Don’t sideline us—Miss Deaf Africa


Miss Deaf Africa and Malawi Chimwemwe Kamkwamba has called on the government and various players in the country not to sideline persons with hearing impairment and others with various difficulties when it comes to key information citing among others, coronavirus (Covid-19) and election issues.

Kamkwamba said this on Friday in Blantyre during a press conference organised by Malawi National Association of the Deaf (Manad).

“Most deaf people for instance, use sign language but in most of the events where key information is being relayed for instance on Covid-19 there are no sign language interpreters. We need interpreters so that we also grab the information well. At the moment I can tell you that most deaf people are not aware of Covid-19 and there have been issues to do with lockdown, they don’t know what it means,” Kamkwamba said.

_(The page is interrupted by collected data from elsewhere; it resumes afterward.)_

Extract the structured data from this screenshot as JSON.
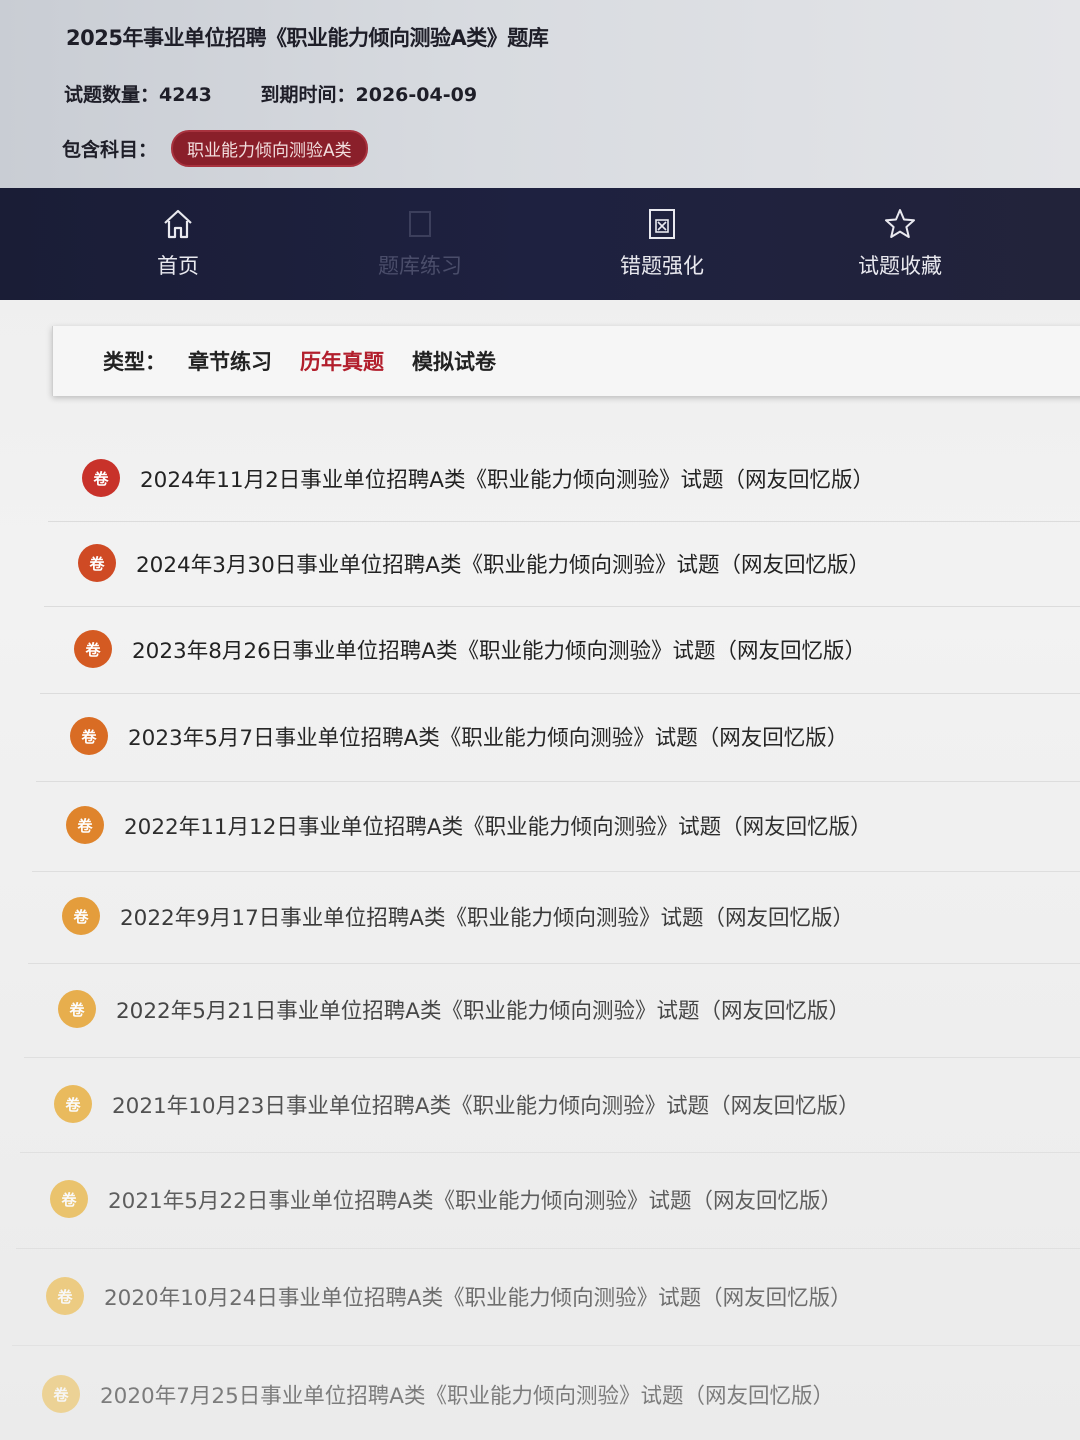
{
  "header": {
    "title": "2025年事业单位招聘《职业能力倾向测验A类》题库",
    "question_count": "试题数量：4243",
    "expire": "到期时间：2026-04-09",
    "subject_label": "包含科目：",
    "subject_badge": "职业能力倾向测验A类"
  },
  "nav": {
    "items": [
      {
        "label": "首页",
        "icon": "home-icon"
      },
      {
        "label": "题库练习",
        "icon": "book-icon"
      },
      {
        "label": "错题强化",
        "icon": "wrong-icon"
      },
      {
        "label": "试题收藏",
        "icon": "star-icon"
      }
    ]
  },
  "type_filter": {
    "label": "类型：",
    "options": [
      "章节练习",
      "历年真题",
      "模拟试卷"
    ],
    "active": "历年真题",
    "active_color": "#b21e2c"
  },
  "papers": {
    "badge_text": "卷",
    "items": [
      "2024年11月2日事业单位招聘A类《职业能力倾向测验》试题（网友回忆版）",
      "2024年3月30日事业单位招聘A类《职业能力倾向测验》试题（网友回忆版）",
      "2023年8月26日事业单位招聘A类《职业能力倾向测验》试题（网友回忆版）",
      "2023年5月7日事业单位招聘A类《职业能力倾向测验》试题（网友回忆版）",
      "2022年11月12日事业单位招聘A类《职业能力倾向测验》试题（网友回忆版）",
      "2022年9月17日事业单位招聘A类《职业能力倾向测验》试题（网友回忆版）",
      "2022年5月21日事业单位招聘A类《职业能力倾向测验》试题（网友回忆版）",
      "2021年10月23日事业单位招聘A类《职业能力倾向测验》试题（网友回忆版）",
      "2021年5月22日事业单位招聘A类《职业能力倾向测验》试题（网友回忆版）",
      "2020年10月24日事业单位招聘A类《职业能力倾向测验》试题（网友回忆版）",
      "2020年7月25日事业单位招聘A类《职业能力倾向测验》试题（网友回忆版）"
    ],
    "badge_colors": [
      "#c8322a",
      "#cf4a24",
      "#d45a22",
      "#d96a20",
      "#de7e20",
      "#e39224",
      "#e6a02a",
      "#e8aa30",
      "#eab238",
      "#ecb842",
      "#eebf50"
    ]
  }
}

She said the country needs to step up as far as dissemination of information is concerned and make sure that all people are reached when it comes to key information.

“As an ambassador for deaf people, I call upon the government to help us otherwise we have been sidelined. We are not the only ones, there are also others with other challenges. We are all Malawians and so the target should be to reach out to all. This entails that even media houses have to make it a point to have sign language interpreters to help us,” the Miss Deaf Africa said.

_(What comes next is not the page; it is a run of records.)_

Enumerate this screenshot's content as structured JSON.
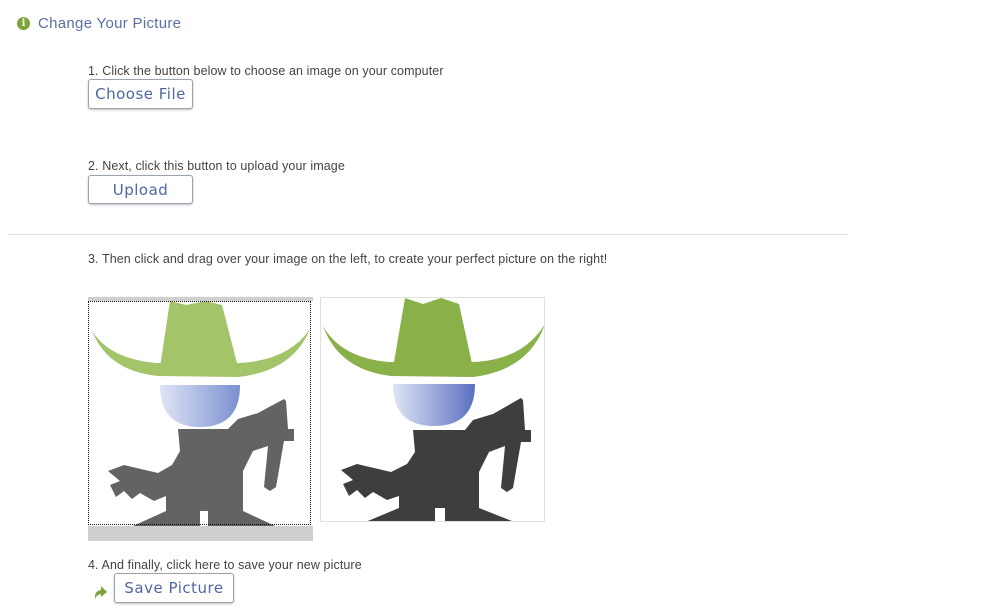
{
  "header": {
    "icon": "info-icon",
    "title": "Change Your Picture"
  },
  "steps": {
    "step1": "1. Click the button below to choose an image on your computer",
    "choose_label": "Choose File",
    "step2": "2. Next, click this button to upload your image",
    "upload_label": "Upload",
    "step3": "3. Then click and drag over your image on the left, to create your perfect picture on the right!",
    "step4": "4. And finally, click here to save your new picture",
    "save_label": "Save Picture"
  },
  "colors": {
    "accent_green": "#7ea33a",
    "link_blue": "#4f67a0",
    "hat_green_light": "#a4c46a",
    "hat_green_dark": "#8ab04a",
    "body_gray_light": "#636363",
    "body_gray_dark": "#3e3e3e"
  }
}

She said that some persons with hearing impairments have been ill-treated and at times beaten because of lack of information on them.


“If lockdown was effected, surely some deaf people would have found themselves beaten and arrested because of lack of information. We need more information and the government has to connect with Manad and other bodies,” Kamkwamba said.

She said there was need for her and Manad to visit districts to sensitise persons with hearing impairment on Covid-19.

Manad Executive Director, Byson Chimenya, said they held the press conference to voice out their concern on issues of elections and Covid-19 because they have no clear information at the moment.

“We need to know what Covid-19 is all about, the precautionary measures being followed but this has to be done through sign languages which we do not have on the ground. We have sign language interpreters who can be used and so we need the government to engage us,” he said.

Minister of Health, Jappie Mhango, recently during one of the press conferences on Covid-19 updates urged media houses to strive to have sign language interpreters to reach out to all people with the message.

Minister of Information, Civic Education and Communications Technology, Mark Botomani, also stressed the need for media houses to have sign language interpreters.

He said the government was committed to make sure that information on Covid-19 is disseminated to all people in the country.

Meanwhile Miss Deaf Africa has also said that a ban on gatherings and the Covid-19 pandemic has affected most of her programmes.

“I had planned to visit schools to reach out to deaf students but now schools are closed with Covid-19 so, I cannot do it now. But I had an interaction recently with students with hearing impairment at Blantyre Secondary School,” Kamkwamba said.

She also said that she will be utilising social media to reach out to the African continent and the world on various issues including Covid-19.